My friend is a Mac user and would like to try outlining software . I have looked at some of the Mac outliners listed in your site. These generally follow the display-pane paradigm. Do you know of a Mac outliner which works like I have described ECCO (oh, and it must have columns!)
Peter
Welcome to the Mac world.
At ATPO, we think a core value in outlining is the ability to see the structure of the document or file (or perhaps a subset of the structure) while AT THE SAME TIME seeing one component in context.
This does not seem to describe what you are looking for. VooDooPad Pro may come close, though.
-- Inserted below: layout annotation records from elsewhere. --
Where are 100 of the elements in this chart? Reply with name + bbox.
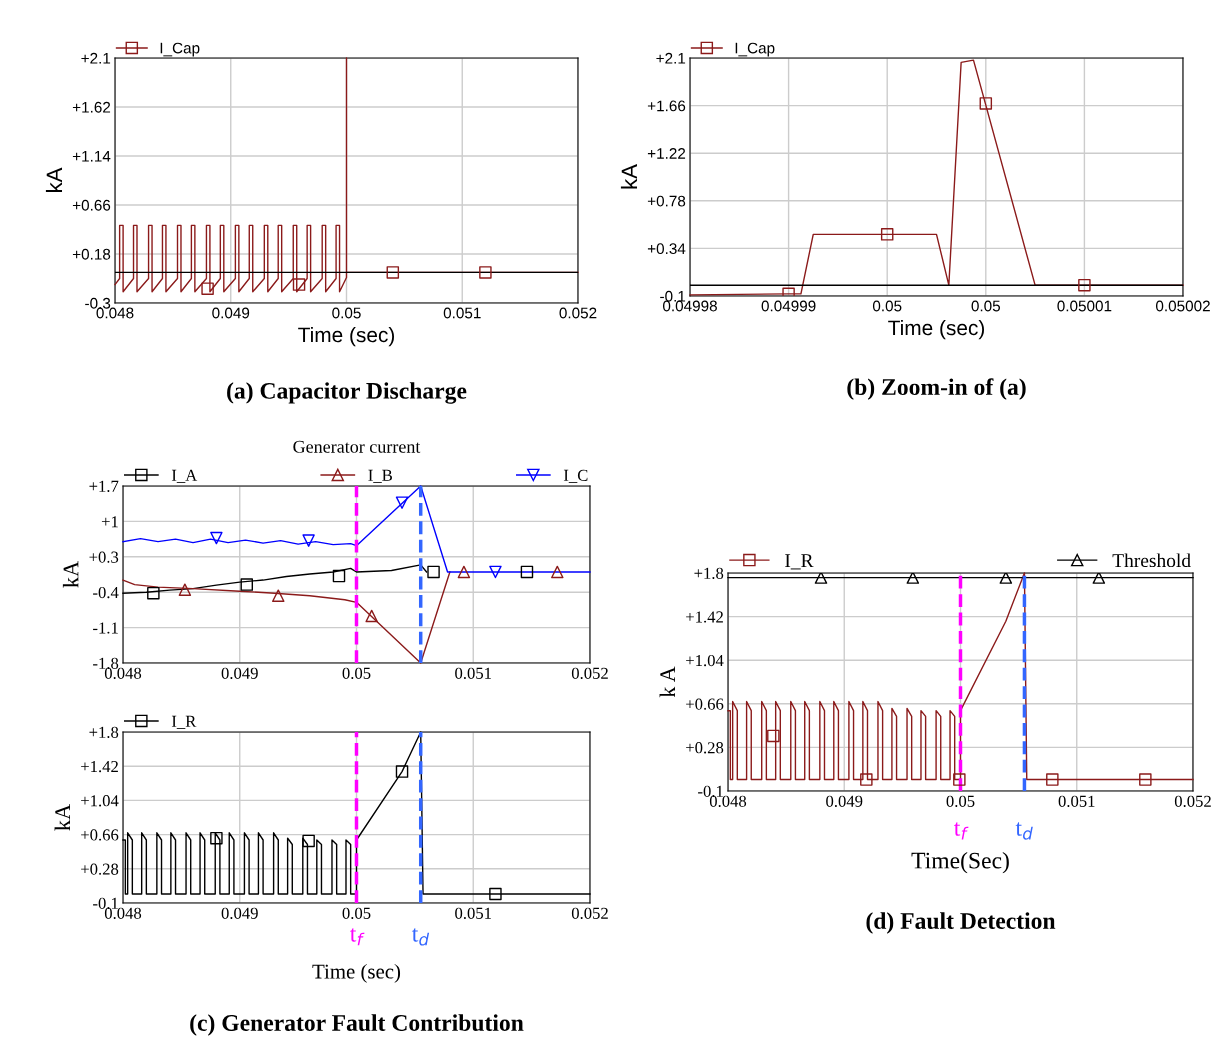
point (1139, 773, 1152, 786)
legend-label: I_A (171, 469, 198, 483)
y-tick-label: +1.04 (81, 795, 119, 807)
x-tick-label: 0.04998 (662, 300, 717, 312)
y-tick-label: +1.7 (89, 480, 119, 493)
y-axis-title: k A (659, 666, 675, 698)
x-tick-label: 0.05 (946, 795, 975, 807)
x-tick-label: 0.048 (96, 307, 134, 319)
x-tick-label: 0.048 (104, 667, 142, 679)
y-tick-label: +0.18 (72, 248, 111, 260)
point (395, 765, 409, 778)
y-axis-title: kA (45, 167, 63, 192)
point (479, 266, 492, 279)
y-tick-label: -0.1 (698, 785, 723, 798)
text: (c) Generator Fault Contribution (190, 1014, 524, 1036)
point (386, 266, 400, 279)
point (457, 565, 471, 579)
y-axis-title: kA (620, 164, 638, 189)
x-tick-label: 0.051 (1058, 795, 1095, 807)
x-axis-title: Time(Sec) (911, 851, 1009, 874)
line-series (122, 571, 451, 664)
point (332, 569, 346, 583)
x-tick-label: 0.051 (455, 667, 491, 679)
y-tick-label: +1.62 (72, 101, 111, 113)
y-tick-label: +1.8 (89, 726, 119, 739)
x-tick-label: 0.04999 (761, 300, 816, 312)
x-tick-label: 0.048 (104, 907, 142, 919)
point (292, 278, 306, 291)
y-tick-label: +2.1 (81, 52, 111, 64)
chart-title: Generator current (293, 440, 421, 453)
point (860, 773, 873, 786)
y-tick-label: +2.1 (656, 52, 686, 64)
legend-label: I_Cap (160, 42, 200, 57)
point (427, 565, 440, 579)
y-tick-label: +0.28 (81, 863, 119, 875)
text: (a) Capacitor Discharge (227, 382, 467, 404)
x-tick-label: 0.05 (342, 667, 371, 679)
point (178, 583, 192, 596)
x-tick-label: 0.05 (971, 300, 1001, 312)
legend-label: I_C (563, 469, 588, 483)
y-tick-label: +0.3 (89, 551, 119, 563)
point (520, 565, 534, 579)
point (147, 586, 160, 600)
legend-label: Threshold (1112, 553, 1191, 568)
point (551, 565, 564, 579)
point (999, 573, 1013, 584)
x-tick-label: 0.052 (559, 307, 597, 319)
y-tick-label: +0.66 (686, 698, 724, 710)
point (906, 573, 920, 584)
point (302, 534, 315, 547)
y-tick-label: +1.22 (647, 148, 686, 159)
point (210, 831, 223, 845)
y-axis-title: kA (54, 804, 70, 831)
y-tick-label: +0.28 (686, 742, 724, 754)
legend-label: I_R (785, 554, 814, 570)
y-tick-label: +1 (101, 516, 118, 528)
y-tick-label: +1.8 (694, 567, 724, 580)
x-tick-label: 0.049 (221, 667, 258, 679)
y-tick-label: -0.4 (93, 586, 119, 599)
legend-label: I_B (368, 469, 392, 483)
point (395, 496, 409, 509)
x-tick-label: 0.05 (872, 300, 902, 312)
text: (d) Fault Detection (866, 912, 1056, 934)
text: (b) Zoom-in of (a) (847, 378, 1026, 400)
y-tick-label: +1.04 (686, 654, 724, 667)
y-tick-label: +1.42 (686, 611, 723, 623)
ref-line-label: t$_{f}$ (954, 822, 969, 840)
y-tick-label: +1.42 (81, 760, 118, 773)
x-tick-label: 0.048 (709, 795, 747, 807)
point (210, 531, 223, 545)
point (302, 834, 315, 848)
point (767, 729, 780, 743)
y-tick-label: -0.1 (93, 897, 118, 910)
y-tick-label: -0.1 (660, 290, 686, 302)
x-tick-label: 0.052 (571, 667, 608, 679)
point (953, 773, 966, 786)
point (1092, 573, 1106, 584)
x-tick-label: 0.052 (1174, 795, 1211, 807)
x-tick-label: 0.05001 (1057, 300, 1112, 312)
legend-label: I_Cap (735, 42, 775, 57)
x-axis-title: Time (sec) (888, 319, 985, 340)
y-tick-label: +0.78 (647, 195, 686, 207)
x-tick-label: 0.05 (332, 307, 361, 319)
point (1046, 773, 1059, 786)
y-tick-label: -1.1 (93, 622, 118, 634)
ref-line-label: t$_{f}$ (350, 928, 365, 946)
x-axis-title: Time (sec) (298, 326, 395, 347)
point (814, 573, 828, 584)
x-tick-label: 0.05002 (1155, 300, 1210, 312)
y-tick-label: +0.66 (81, 829, 119, 841)
y-tick-label: +0.66 (72, 199, 111, 211)
point (272, 589, 285, 602)
ref-line-label: t$_{d}$ (1015, 822, 1033, 840)
x-tick-label: 0.05 (342, 907, 371, 919)
point (201, 282, 214, 295)
x-tick-label: 0.049 (826, 795, 863, 807)
point (240, 578, 254, 591)
x-axis-title: Time (sec) (312, 963, 401, 983)
ref-line-label: t$_{d}$ (411, 928, 430, 946)
x-tick-label: 0.051 (443, 307, 481, 319)
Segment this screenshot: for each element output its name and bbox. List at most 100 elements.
Its not an outliner by the ATPO definition but is handy as all getout.
Best, Ted
Could you please give some more details as to how to use jEdit as an outliner, as I use jEdit but can't see how to do some basic outliner tasks like dragging nodes
Cheers,
Tom
I guess the column is a bit misleading on this.jEdit only supports folding (and some indent/outdent commands). I included it as an example in that area.
It isn't a full outliner. In our ATPO Tracker, we don't track it as an outliner.
Best, Ted
Are you still interested in the WebArranger stuff? I used to have it on a floppy somewhere, and if you are still interested, I can go looking for it. Can't guarantee that the floppy will still work or if I can find it, but if I can, and you want it, I'll be glad to do the work. Just let me know if you still need/want it.